При этом о бухарцах, о царящих в эмирате нравах он оставил отзыв весьма и весьма нелестный. Человек немецких кровей и русского характера, он не понимал и не принимал восточные способы общения, лесть и раболепие.



«Отличаясь друг от друга во многих отношениях, таджики и узбеки имеют много общего. Многие узбеки ведут торговлю, особенно правительственные чиновники. Соблазн наживы и жажда богатства способствуют росту их продажности и увеличивают неправосудие. Более того, доносы, интриги, зависть, столь распространенные при восточных дворах, оказывают на нравы ханских фаворитов пагубное влияние; они владеют искусством тонкого обмана и униженного раболепия, если этого требуют обстоятельства.

В стране, где ложь расценивается как талант, недоверие как обязанность, притворство как добродетель, не могут существовать радости искренней дружбы, неизвестны откровенность и доверие.

Известно, что во всех мусульманских странах употребление крепких напитков воспрещено и даже карается смертной казнью. Однако довольно много бухарцев, особенно состоятельных или молодых, предаются пьянству, но это всегда происходит втайне, и поэтому на улице никогда не видно пьяных. Тюря-хан, предполагаемый наследник престола, потеряв вкус к плохому бухарскому вину, ежевечерне опьяняет себя опиумом.

Один молодой бухарец из хорошей семьи, которого я спросил, в чем состоят его развлечения, сказал мне, что он дает обеды, во время которых рабы играют на музыкальных инструментах, ходит на охоту и, наконец, у него есть свои джуани, или любимцы.

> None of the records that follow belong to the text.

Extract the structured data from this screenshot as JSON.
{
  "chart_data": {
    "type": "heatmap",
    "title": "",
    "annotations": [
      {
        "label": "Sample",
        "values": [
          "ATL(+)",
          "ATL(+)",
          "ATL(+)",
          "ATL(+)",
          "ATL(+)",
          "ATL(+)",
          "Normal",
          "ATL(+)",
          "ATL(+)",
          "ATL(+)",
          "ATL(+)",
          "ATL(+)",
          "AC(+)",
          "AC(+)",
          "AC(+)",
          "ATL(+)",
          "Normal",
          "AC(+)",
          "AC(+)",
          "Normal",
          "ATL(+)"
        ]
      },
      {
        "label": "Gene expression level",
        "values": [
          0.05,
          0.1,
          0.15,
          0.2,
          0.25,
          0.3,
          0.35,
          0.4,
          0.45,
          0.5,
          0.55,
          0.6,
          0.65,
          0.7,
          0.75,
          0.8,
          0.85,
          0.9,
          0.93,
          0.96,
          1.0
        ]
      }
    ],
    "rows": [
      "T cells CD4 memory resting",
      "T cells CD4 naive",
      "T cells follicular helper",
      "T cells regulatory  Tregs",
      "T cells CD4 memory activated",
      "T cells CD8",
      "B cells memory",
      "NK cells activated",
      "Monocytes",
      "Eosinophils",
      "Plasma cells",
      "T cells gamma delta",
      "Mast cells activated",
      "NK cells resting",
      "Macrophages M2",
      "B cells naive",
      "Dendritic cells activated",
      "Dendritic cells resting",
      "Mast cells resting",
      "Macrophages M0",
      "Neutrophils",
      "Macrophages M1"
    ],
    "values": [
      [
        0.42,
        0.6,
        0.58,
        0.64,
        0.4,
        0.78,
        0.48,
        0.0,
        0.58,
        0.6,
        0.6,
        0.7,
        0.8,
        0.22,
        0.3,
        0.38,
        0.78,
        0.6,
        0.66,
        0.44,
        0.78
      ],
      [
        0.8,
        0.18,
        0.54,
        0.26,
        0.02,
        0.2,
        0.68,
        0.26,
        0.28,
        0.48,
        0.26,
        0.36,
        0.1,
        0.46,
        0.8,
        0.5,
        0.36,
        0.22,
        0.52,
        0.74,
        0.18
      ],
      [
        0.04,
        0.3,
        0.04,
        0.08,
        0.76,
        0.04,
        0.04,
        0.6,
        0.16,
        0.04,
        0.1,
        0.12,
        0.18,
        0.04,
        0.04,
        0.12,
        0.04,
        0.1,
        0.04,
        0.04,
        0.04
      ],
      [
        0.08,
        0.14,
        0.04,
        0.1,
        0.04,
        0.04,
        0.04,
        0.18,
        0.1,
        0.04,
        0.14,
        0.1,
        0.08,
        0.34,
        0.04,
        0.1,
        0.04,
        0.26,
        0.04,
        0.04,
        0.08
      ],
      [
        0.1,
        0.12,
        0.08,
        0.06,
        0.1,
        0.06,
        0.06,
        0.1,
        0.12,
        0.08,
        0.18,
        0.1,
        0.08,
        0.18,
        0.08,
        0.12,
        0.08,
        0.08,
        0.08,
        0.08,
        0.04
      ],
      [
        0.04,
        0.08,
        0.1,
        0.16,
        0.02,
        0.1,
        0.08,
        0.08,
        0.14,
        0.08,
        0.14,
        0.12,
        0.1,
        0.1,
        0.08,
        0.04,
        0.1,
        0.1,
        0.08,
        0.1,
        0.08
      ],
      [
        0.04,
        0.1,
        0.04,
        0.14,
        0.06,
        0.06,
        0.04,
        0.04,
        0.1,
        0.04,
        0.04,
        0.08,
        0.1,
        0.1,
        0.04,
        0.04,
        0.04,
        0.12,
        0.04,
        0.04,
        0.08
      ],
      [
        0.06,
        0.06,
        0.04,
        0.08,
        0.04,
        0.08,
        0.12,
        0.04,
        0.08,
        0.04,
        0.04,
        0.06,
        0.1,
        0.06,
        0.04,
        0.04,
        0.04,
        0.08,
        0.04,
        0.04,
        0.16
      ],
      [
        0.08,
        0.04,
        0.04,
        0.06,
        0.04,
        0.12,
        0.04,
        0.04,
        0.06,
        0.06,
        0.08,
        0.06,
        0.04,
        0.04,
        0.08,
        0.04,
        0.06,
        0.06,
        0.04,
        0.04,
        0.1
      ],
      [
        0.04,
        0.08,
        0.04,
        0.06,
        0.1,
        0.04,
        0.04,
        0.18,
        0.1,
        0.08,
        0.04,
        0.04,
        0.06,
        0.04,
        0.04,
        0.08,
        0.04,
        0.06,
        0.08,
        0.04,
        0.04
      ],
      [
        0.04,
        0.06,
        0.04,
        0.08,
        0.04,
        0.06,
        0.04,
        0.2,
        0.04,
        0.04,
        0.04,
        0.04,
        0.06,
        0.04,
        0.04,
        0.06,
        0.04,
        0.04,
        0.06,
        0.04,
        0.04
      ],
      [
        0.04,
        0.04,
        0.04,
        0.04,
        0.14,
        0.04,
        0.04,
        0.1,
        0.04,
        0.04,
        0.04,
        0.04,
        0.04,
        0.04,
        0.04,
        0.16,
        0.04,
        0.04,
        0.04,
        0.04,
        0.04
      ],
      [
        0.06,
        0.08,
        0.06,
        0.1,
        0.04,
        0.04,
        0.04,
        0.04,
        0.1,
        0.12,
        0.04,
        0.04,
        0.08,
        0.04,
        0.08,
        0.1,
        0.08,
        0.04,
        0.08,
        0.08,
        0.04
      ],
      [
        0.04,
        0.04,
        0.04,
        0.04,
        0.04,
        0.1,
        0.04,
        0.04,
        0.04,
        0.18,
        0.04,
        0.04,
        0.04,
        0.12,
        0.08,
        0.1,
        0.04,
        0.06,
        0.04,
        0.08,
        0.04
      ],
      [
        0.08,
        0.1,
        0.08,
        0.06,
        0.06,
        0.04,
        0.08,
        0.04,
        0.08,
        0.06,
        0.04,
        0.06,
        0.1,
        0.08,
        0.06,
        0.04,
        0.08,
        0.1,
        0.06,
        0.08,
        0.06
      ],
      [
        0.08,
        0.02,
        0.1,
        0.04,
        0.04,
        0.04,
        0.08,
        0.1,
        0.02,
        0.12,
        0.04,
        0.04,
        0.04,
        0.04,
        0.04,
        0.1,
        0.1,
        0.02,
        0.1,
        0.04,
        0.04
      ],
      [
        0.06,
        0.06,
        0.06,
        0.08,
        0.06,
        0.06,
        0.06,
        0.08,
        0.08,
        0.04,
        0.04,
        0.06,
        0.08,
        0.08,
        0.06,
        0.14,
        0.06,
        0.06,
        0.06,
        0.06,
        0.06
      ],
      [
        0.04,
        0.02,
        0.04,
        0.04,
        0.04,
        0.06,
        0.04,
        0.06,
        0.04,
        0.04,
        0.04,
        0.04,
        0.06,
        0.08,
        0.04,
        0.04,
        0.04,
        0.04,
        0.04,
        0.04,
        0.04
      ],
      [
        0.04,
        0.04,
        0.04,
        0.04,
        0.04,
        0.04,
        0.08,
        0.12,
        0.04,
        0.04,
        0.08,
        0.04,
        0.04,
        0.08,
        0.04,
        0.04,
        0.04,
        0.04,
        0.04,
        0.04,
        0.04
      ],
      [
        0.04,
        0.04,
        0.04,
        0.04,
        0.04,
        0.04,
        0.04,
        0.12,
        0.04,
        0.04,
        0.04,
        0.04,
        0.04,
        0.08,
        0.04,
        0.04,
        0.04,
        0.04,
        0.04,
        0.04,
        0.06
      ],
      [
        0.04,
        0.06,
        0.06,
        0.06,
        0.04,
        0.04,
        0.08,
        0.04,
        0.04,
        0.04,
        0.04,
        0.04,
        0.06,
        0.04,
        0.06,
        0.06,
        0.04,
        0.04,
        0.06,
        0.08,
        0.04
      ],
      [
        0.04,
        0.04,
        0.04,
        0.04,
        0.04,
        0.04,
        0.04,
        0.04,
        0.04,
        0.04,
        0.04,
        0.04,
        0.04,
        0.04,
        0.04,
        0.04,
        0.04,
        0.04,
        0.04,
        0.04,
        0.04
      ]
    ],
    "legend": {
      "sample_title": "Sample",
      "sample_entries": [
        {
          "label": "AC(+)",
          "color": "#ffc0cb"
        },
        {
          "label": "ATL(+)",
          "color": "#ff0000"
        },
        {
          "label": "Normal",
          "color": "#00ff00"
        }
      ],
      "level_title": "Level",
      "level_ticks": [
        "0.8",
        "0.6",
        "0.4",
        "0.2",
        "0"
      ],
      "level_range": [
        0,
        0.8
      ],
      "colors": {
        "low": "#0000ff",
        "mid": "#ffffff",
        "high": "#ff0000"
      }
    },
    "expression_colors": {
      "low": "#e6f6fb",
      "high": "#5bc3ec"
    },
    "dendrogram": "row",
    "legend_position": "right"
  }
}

Я был удивлен спокойствием, с которым он произнес это слово, которое свидетельствовало, насколько свыклись здесь с самым постыдным пороком».

После трехмесячного пребывания в Бухаре 23 марта 1821 года русские дипломаты двинулись в обратный путь. С точки зрения политической, посольство оказалось довольно бессмысленным: никаких письменных соглашений не заключили, договоров не подписали. Впрочем, для отношений между странами Азии и среднеазиатских государств с Россией это было делом обычным: когда в Бухару много десятков лет спустя прибыла миссия офицера Игнатьева, многие важные вопросы обсудить с бухарцами оказалось невозможно, даже при наличии ранее подписанных договоров. Бухарцы заявили, что этих договоров никогда в глаза не видели, а прочие потеряли. Кроме того, эмиры и ханы старались вообще ничего не подписывать, не обещать и главное не делать, поскольку полагали, что это может нести угрозу устойчивости их режимов.

85

Мейендорф Е. К. Путешествие из Оренбурга в Бухару. Предисл. Н. А. Халфина. М.: Наука, 1975.

86

Там же.

87

Мейендорф Е. К. Путешествие из Оренбурга в Бухару. Предисл. Н. А. Халфина. М.: Наука, 1975.